# CS计算机代考程序代写 algorithm CSCI 4041

CSCI 4041

Discussion Section Notes

mo000007@umn.edu

MergeSort

Divide and Conquer algorithm

● Recursively divide into subproblems (smaller size)

● Solve each subproblem

● Conquer/combine each solution back

How MergeSort works?

● Divide n elements into 2 subproblems, each has n/2 elements

● Recursively sort each subproblem using merge-sort

● Merge each sorted arrays into one

Question: Is it possible to divide it into 3 sub arrays to sort?

page: 31-34

MergeSort Exercise:

The code (Merge) on page 31 sort the array in ascending order. What changes need to be made so that it will sort the array in descending order.

Rewrite the Merge so that it does not use sentinels, instead stopping once either array L or R has had all its elements copied back to A and then copying the remainder of the other array back into A.

Runtime of MergeSort

T(n) = 𝚯(n log n)

Runtime of Recurrence

● n – the size of the problem

● a – the number of subproblems

● n/b – the size of each subproblem; you put 1/b size of original size into each

subproblem

● 𝚯(n) – D(n) + C(n)

● D(n) – time to divide the problem into subproblems: 𝚯(1)

● C(n) – time to combine the solutions to the subproblems into the solution to

original problem: 𝚯(n)

Master Theorem

page: 94

Master Theorem: Exercise

● Use the master method to give tight asymptotic bounds for the following recurrences.

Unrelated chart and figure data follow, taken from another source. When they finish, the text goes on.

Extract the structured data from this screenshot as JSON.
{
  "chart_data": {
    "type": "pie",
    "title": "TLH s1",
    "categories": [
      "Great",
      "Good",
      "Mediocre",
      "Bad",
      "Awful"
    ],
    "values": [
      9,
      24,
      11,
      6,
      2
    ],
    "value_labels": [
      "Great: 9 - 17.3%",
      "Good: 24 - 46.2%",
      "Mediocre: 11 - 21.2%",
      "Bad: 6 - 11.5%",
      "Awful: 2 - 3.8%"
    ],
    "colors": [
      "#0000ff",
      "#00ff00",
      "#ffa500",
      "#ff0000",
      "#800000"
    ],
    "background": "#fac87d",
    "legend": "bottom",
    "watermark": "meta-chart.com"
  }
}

● Show that the runtime for MergeSort, T(n) = 2T(n/2) + 𝚯(n) is 𝚯(n lg n).

Master Theorem: Exercise

● a = 2, b = 4, logba = log42 = 1⁄2, nlog_4 2 = n1⁄2 = √n

a) f(n) = 1; f(n) < nlog_4 2 = √n; 1 < √n thus case 1
■ 𝚯(nlog_4 2) = 𝚯(√n) b) f(n) = √n; case 2
■ 𝚯(nlog_4 2 lg n) = 𝚯(√n lg n) c) f(n) = n; case 3
■ 𝚯(n)
d) c = 2; case 3
■ 𝚯(n2)
● Runtime for MergeSort: T(n) = 2T(n/2) + 𝚯(n).
○ a = 2, b = 2, logba = log22 = 1, nlog_2 2 = n, f(n) = n
○ 𝚯(n lg n)
QuickSort
Divide and Conquer algorithm - same as MergeSort
● Select an element as a pivot element
● Divide/partition the array on the basis of pivot
○ Partition into 2 subarrays s.t A[1...q-1] < A[q] < A[q+1...len(A)]
○ A[q] - pivot element
● Recursively call QuickSort on Left and Right Partition
● Since the subarrays are already sorted, no work is needed to combine them
QuickSort
The example shows the illustration of Partition using the last element as pivot.
Exercise: Show the steps of Partition for: [5, 13, 2, 25, 7, 17, 20, 8, 4]
page: 171
Runtime of QuickSort
The runtime depends on the partitioning. Why? Worst-case (unbalanced partitioning):
Best-case (balanced partitioning):
How to pick pivot?
What is the best way to choose a pivot?
Exercise: Write code for QuickSort (page 171) and observe the operation of Partition for the following arrays:
[5, 8, 4, 7, 1, 3, 2, 6]
[1, 2, 3, 4, 5, 7, 8, 6]
What are the runtime costs for those two scenario?